Он служил в шестом полку Дроздовской дивизии.
С восторгом описывал поручик подвиги своего полка и всей дивизии. Во время отступления Гавронский тоже вел свой дневник, занося даты боев, названия городов, деревень.
Память у меня была прекрасная. За два дня я проштудировал обе тетради. С утра для порядка уходил в институт. По дороге экзаменовал себя. Бродил в саду, сидел в беседке с учебником физики или математики. Хозяева мои думали, что я занимаюсь по программе, и старались меня не беспокоить.
В назначенное время я явился на квартиру, указанную Потаповым. Он сидел за столом, разговаривал по телефону и приветствовал меня кивком. Я огляделся: в комнате ничего лишнего — стол, кровать. На подоконниках цветы в горшках. Дверь вела на кухню и к запасному выходу. Я посмотрел в окно.
— Отойди от окна. — Потапов положил трубку. — Ох студент, студент! — Он задернул на окнах занавески. — Садись и отвечай на вопросы.
Он «гонял» меня чуть ли не по всем страницам толстых тетрадей. По его лицу я не мог понять, доволен он или нет, тем более что некоторые даты событий я не помнил. Наконец Потапов прекратил экзаменовать, помолчал и решительно ударил ладонью по столу.

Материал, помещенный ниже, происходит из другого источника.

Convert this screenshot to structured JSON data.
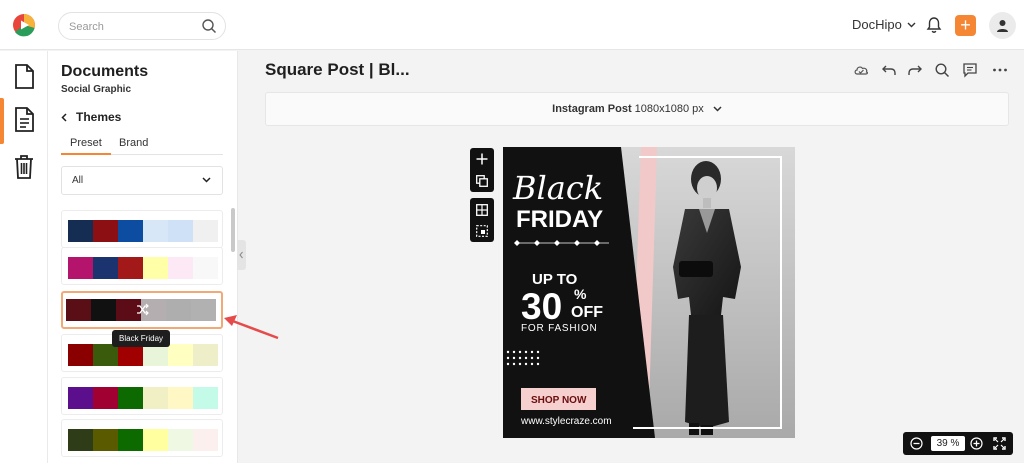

— Все, молодец, — сказал он. — Добро. Голова у тебя хорошая, студент. Добрая голова. Пошли на кухню, закусим, чайку попьем.

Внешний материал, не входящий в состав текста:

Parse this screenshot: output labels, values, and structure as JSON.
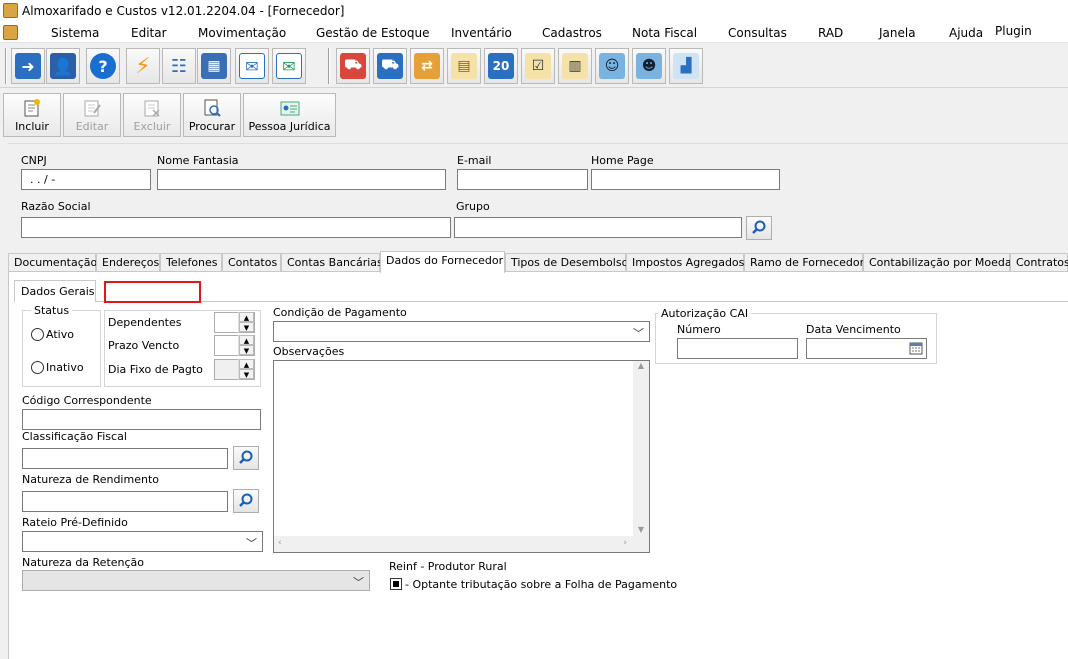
{
  "window": {
    "title": "Almoxarifado e Custos v12.01.2204.04 - [Fornecedor]"
  },
  "menu": [
    "Sistema",
    "Editar",
    "Movimentação",
    "Gestão de Estoque",
    "Inventário",
    "Cadastros",
    "Nota Fiscal",
    "Consultas",
    "RAD",
    "Janela",
    "Ajuda",
    "Plugin"
  ],
  "toolbar_icons": [
    "exit-icon",
    "user-key-icon",
    "help-icon",
    "lightning-icon",
    "org-chart-icon",
    "calculator-icon",
    "mail-icon",
    "mail-send-icon",
    "truck-fuel-icon",
    "truck-box-icon",
    "transfer-icon",
    "inventory-icon",
    "calendar-20-icon",
    "checklist-icon",
    "document-icon",
    "customer-icon",
    "users-icon",
    "stock-icon"
  ],
  "actions": {
    "incluir": "Incluir",
    "editar": "Editar",
    "excluir": "Excluir",
    "procurar": "Procurar",
    "pessoa_juridica": "Pessoa Jurídica"
  },
  "header": {
    "cnpj_label": "CNPJ",
    "cnpj_value": " .  .  /    -",
    "nome_fantasia_label": "Nome Fantasia",
    "email_label": "E-mail",
    "home_page_label": "Home Page",
    "razao_social_label": "Razão Social",
    "grupo_label": "Grupo"
  },
  "tabs": [
    "Documentação",
    "Endereços",
    "Telefones",
    "Contatos",
    "Contas Bancárias",
    "Dados do Fornecedor",
    "Tipos de Desembolso",
    "Impostos Agregados",
    "Ramo de Fornecedor",
    "Contabilização por Moeda",
    "Contratos"
  ],
  "subtab": "Dados Gerais",
  "form": {
    "status_label": "Status",
    "ativo": "Ativo",
    "inativo": "Inativo",
    "dependentes": "Dependentes",
    "prazo_vencto": "Prazo Vencto",
    "dia_fixo": "Dia Fixo de Pagto",
    "codigo_correspondente": "Código Correspondente",
    "classificacao_fiscal": "Classificação Fiscal",
    "natureza_rendimento": "Natureza de Rendimento",
    "rateio": "Rateio Pré-Definido",
    "natureza_retencao": "Natureza da Retenção",
    "condicao_pagamento": "Condição de Pagamento",
    "observacoes": "Observações",
    "autorizacao_cai": "Autorização CAI",
    "numero": "Número",
    "data_vencimento": "Data Vencimento",
    "reinf_title": "Reinf - Produtor Rural",
    "reinf_option": "- Optante tributação sobre a Folha de Pagamento",
    "reinf_checked": true
  },
  "colors": {
    "highlight_red": "#e0161b"
  }
}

Мы ели колбасу с белым хлебом, запивали чаем. И вот что я узнал. За три дня до выезда Особого отдела из Екатеринослава ночью часовой у моста через Днепр застрелил неизвестного гражданина. В большом рюкзаке убитого обнаружили тол, взрыватели и бикфордов шнур.
Часовой показал, что неизвестный на окрик: «Стой, кто идет?» ответил: «Федя, это я, от капитана Андриевского» и продолжал приближаться к часовому. Часовой еще раз крикнул «Стой!» и дал предупредительный выстрел. Неизвестный бросился бежать прочь. Часовой выстрелил в него и убил. Пуля попала в затылок, и лицо неизвестного опознать не удалось.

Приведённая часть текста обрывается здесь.